In this step, we split the dataset into training and testing sets using an 80/20 ratio with stratification to preserve the original class distribution.

SMOTE (Synthetic Minority Oversampling Technique) is applied **only to the training set** to generate synthetic examples of the minority class (missed appointments).
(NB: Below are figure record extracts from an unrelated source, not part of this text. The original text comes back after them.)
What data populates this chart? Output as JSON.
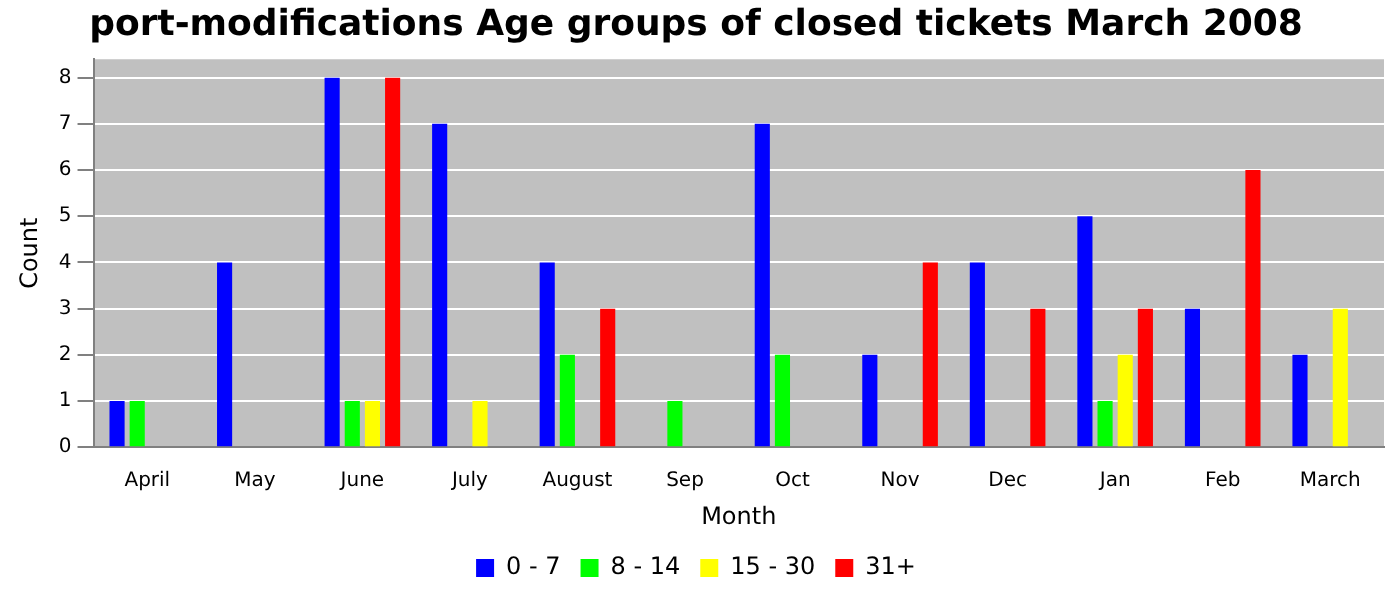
{
  "chart_data": {
    "type": "bar",
    "title": "port-modifications Age groups of closed tickets March 2008",
    "xlabel": "Month",
    "ylabel": "Count",
    "categories": [
      "April",
      "May",
      "June",
      "July",
      "August",
      "Sep",
      "Oct",
      "Nov",
      "Dec",
      "Jan",
      "Feb",
      "March"
    ],
    "series": [
      {
        "name": "0 - 7",
        "color": "#0000ff",
        "values": [
          1,
          4,
          8,
          7,
          4,
          0,
          7,
          2,
          4,
          5,
          3,
          2
        ]
      },
      {
        "name": "8 - 14",
        "color": "#00ff00",
        "values": [
          1,
          0,
          1,
          0,
          2,
          1,
          2,
          0,
          0,
          1,
          0,
          0
        ]
      },
      {
        "name": "15 - 30",
        "color": "#ffff00",
        "values": [
          0,
          0,
          1,
          1,
          0,
          0,
          0,
          0,
          0,
          2,
          0,
          3
        ]
      },
      {
        "name": "31+",
        "color": "#ff0000",
        "values": [
          0,
          0,
          8,
          0,
          3,
          0,
          0,
          4,
          3,
          3,
          6,
          0
        ]
      }
    ],
    "ylim": [
      0,
      8.4
    ],
    "yticks": [
      0,
      1,
      2,
      3,
      4,
      5,
      6,
      7,
      8
    ],
    "grid": "y",
    "legend": "bottom"
  }
}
This prevents data leakage and ensures the model does not learn from artificially created patterns that exist in the test set.

By training on a balanced dataset and evaluating on the original, imbalanced test set, we ensure a fair and realistic assessment of model performance.


In [None]:
from sklearn.model_selection import train_test_split
from imblearn.over_sampling import SMOTE
import seaborn as sns
import matplotlib.pyplot as plt

# 1. Separate features and target
X = df.drop('No-show', axis=1)
y = df['No-show']

# 2. Split into training and testing sets (stratify to maintain imbalance in test)
X_train, X_test, y_train, y_test = train_test_split(
    X, y, test_size=0.2, stratify=y, random_state=42
)

# 3. Apply SMOTE to training set
smote = SMOTE(random_state=42)
X_train_smote, y_train_smote = smote.fit_resample(X_train, y_train)

# 4. Visualize class balance in the resampled training set
sns.countplot(x=y_train_smote)
plt.title("Class Distribution After SMOTE (Training Set)")
plt.xlabel("No-show (0 = Showed up, 1 = Missed)")
plt.ylabel("Count")
plt.show()

print("\n\n\n")

# Original training and testing set sizes
print(f"Original training set size: {X_train.shape[0]} rows")
print(f"Original testing set size: {X_test.shape[0]} rows")

# After SMOTE
print(f"Training set size after SMOTE: {X_train_smote.shape[0]} rows")


The training set was balanced using SMOTE to address class imbalance. Originally, the training set had 88,420 samples, which increased to 141,130 after synthetic examples were added. The class distribution is now even (0 = showed up, 1 = missed), as shown in the bar plot, helping improve model performance and fairness.